Operation and maintenance:Database administration

Database administration

82.1 Purpose

The purpose of database administration is to provide reliable, consistent, secure, and available corporate-wide data. This chapter discusses the roles performed by database administration, distinguishes database administration and data administration, and describes several database operation and maintenance issues.

82.2 Strengths, weaknesses, and limitations

Where appropriate, the strengths and weaknesses of various techniques will be discussed in context.

82.3 Inputs and related ideas

Database administration uses such tools as CASE (Chapter 5), the data dictionary (Chapter 25), entity-relationship models (Chapter 26), and data normalization (Chapter 28). Database design is discussed in Chapter 45. System controls are discussed in Chapter 77. Several key data concepts are introduced in Chapters 43 and44.

82.4 Concepts

The purpose of database administration is to provide reliable, consistent, secure, and available corporate-wide data. This chapter discusses the roles performed by database administration, distinguishes database administration and data administration, and describes several database operation and maintenance issues.

82.4.1 Database administration roles

Although database administration (DBA) means different things to different organizations, the overall objective is to achieve centralization and control of the corporation’s data resource.

82.4.1.1 Planning

Database administration is responsible for developing a strategy for the control and use of corporate data and for developing, implementing and supporting standards, guidelines, and tools that are consistent with the strategy. The planning task includes performing strategic planning for managing and centralizing data; evaluating, selecting, and implementing a database management system (DBMS) and related hardware and tools; and ensuring that priorities for application development are consistent with the long range data strategy.

82.4.1.2 Design

Both conceptual and physical database design (Chapter 45) are database administration (DBA) responsibilities. The DBA group provides technical and design support for application developers and controls the conceptual design to ensure that it is consistent with and integrated into the corporate data strategy. Physical database design requires making effective use of the database management system and related tools. Additionally, the DBA group establishes corporate guidelines and standards to ensure data consistency across applications.
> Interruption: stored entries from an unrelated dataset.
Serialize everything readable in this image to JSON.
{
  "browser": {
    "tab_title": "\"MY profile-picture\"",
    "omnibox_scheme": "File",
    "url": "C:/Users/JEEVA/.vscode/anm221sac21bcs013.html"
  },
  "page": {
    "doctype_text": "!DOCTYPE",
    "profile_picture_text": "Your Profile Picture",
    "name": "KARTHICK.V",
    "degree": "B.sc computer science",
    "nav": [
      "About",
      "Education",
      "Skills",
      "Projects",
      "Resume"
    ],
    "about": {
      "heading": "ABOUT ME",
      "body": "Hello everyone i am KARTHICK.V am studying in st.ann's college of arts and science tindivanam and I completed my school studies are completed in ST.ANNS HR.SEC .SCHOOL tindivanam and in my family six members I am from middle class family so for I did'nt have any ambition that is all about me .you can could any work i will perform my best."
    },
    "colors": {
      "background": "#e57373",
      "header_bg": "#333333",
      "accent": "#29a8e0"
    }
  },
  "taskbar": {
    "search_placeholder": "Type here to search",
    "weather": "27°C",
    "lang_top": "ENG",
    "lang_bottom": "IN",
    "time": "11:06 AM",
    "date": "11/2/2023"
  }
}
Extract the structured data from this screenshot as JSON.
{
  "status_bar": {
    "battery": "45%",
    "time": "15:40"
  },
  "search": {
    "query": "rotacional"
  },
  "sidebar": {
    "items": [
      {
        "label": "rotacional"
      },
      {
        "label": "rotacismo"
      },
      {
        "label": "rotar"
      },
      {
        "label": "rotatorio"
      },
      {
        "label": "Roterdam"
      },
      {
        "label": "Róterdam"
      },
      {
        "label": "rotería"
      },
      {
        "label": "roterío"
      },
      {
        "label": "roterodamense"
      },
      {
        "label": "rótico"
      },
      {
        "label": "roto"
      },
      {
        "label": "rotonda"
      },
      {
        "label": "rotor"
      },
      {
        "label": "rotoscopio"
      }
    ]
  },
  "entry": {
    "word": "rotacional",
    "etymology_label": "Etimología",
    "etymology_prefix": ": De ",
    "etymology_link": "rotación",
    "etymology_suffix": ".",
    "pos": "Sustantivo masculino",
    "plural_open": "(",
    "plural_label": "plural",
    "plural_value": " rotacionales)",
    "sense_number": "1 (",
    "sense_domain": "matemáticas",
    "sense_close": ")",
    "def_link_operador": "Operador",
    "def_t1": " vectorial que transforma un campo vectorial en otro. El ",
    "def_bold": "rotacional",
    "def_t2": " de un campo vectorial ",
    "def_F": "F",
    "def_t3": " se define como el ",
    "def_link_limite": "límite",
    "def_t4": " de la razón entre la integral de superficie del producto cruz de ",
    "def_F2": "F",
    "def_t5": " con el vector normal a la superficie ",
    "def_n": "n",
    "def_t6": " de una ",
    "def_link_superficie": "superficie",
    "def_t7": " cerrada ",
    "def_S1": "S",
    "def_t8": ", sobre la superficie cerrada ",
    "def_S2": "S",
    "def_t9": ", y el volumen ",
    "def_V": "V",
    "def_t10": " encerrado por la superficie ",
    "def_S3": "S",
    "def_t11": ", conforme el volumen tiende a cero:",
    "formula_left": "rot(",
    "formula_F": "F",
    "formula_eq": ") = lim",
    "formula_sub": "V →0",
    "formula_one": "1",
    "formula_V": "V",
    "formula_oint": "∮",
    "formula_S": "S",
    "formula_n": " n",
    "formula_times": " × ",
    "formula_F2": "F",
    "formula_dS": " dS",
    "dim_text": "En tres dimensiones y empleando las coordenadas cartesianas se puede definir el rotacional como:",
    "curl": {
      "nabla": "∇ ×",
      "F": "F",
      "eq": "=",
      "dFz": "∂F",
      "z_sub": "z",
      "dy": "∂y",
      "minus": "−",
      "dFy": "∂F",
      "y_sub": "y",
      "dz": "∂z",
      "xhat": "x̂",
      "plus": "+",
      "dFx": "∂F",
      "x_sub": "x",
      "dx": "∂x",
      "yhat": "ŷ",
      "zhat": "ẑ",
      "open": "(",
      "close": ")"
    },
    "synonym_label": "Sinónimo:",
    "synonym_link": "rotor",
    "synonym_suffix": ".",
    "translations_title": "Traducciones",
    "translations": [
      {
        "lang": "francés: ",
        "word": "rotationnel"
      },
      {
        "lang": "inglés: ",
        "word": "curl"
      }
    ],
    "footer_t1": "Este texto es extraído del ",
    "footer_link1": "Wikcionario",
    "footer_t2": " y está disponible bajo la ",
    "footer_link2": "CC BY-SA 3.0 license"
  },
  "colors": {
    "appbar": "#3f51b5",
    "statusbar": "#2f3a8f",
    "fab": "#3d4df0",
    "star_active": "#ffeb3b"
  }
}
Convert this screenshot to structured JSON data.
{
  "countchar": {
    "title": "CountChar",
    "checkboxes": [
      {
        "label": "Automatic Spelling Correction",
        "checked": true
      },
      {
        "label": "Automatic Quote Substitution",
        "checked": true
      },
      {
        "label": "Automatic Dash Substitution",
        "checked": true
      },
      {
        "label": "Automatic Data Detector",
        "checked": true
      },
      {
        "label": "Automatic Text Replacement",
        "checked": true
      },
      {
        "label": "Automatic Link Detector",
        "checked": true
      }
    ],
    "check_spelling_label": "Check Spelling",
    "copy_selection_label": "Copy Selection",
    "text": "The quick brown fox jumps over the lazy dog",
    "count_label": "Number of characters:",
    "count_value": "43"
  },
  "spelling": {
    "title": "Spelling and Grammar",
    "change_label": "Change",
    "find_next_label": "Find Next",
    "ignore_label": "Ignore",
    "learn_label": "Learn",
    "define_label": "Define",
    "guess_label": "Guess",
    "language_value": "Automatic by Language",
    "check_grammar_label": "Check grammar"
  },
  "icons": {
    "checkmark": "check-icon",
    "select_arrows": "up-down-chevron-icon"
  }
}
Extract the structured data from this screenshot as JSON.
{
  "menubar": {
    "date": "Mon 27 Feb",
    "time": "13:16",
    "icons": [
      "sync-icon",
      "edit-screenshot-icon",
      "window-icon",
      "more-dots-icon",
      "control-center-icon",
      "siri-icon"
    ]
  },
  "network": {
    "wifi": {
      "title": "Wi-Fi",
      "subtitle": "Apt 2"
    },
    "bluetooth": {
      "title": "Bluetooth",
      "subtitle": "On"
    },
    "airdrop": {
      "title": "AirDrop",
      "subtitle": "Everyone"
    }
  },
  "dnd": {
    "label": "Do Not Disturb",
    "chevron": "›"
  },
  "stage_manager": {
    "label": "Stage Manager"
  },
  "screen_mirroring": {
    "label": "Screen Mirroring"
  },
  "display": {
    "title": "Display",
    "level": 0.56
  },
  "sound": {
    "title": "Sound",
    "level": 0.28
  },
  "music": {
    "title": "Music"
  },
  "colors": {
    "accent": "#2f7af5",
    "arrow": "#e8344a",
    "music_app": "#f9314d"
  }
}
82.4.1.3 Operation and control

The database administration group supports existing operational systems and is responsible for data integrity, security, availability, and the performance of the database management system. Database administration also provides education and support for the use of the data standards, guidelines, and tools.

82.4.1.4 Usage

Database administration provides documentation and support for using data by developing and enforcing standards for database content and use. Data dictionaries (Chapter 25) and CASE (Chapter 5) are used to develop documentation, enforce standards, and support design. Tools such as query languages also fall under DBA control. Knowledge, education, and support for all database-related software are other DBA responsibilities.

82.4.2 Data administration

The management side of the database administration group is sometimes called data administration (DA). The data administration people are the policy setters and decision makers responsible for the corporate data. They provide an executive level vision of the corporate data needs. The broader database administration group includes the technicians who implement and enforce the decisions and standards the data administration people put in place.1 Data administration tends to deal with the conceptual side of the data and database administration deals with the physical side.

Whether or not this break is formalized, database administration calls for a blend of management, technical, and interpersonal skills. Data processing skills are rarely used directly, but the database administration group must have an appreciation for them. Technical skills are required to provide ongoing support for the use of the data model. Interpersonal skills are required because database administration must resolve across functional boundaries any conflicts that concern how the data will be stored and presented. Data administration calls for stronger interpersonal skills to work with the users during logical design.

82.4.3 Operation and maintenance issues

This section covers several database administration operation and maintenance standards, tools, utilities, and methods.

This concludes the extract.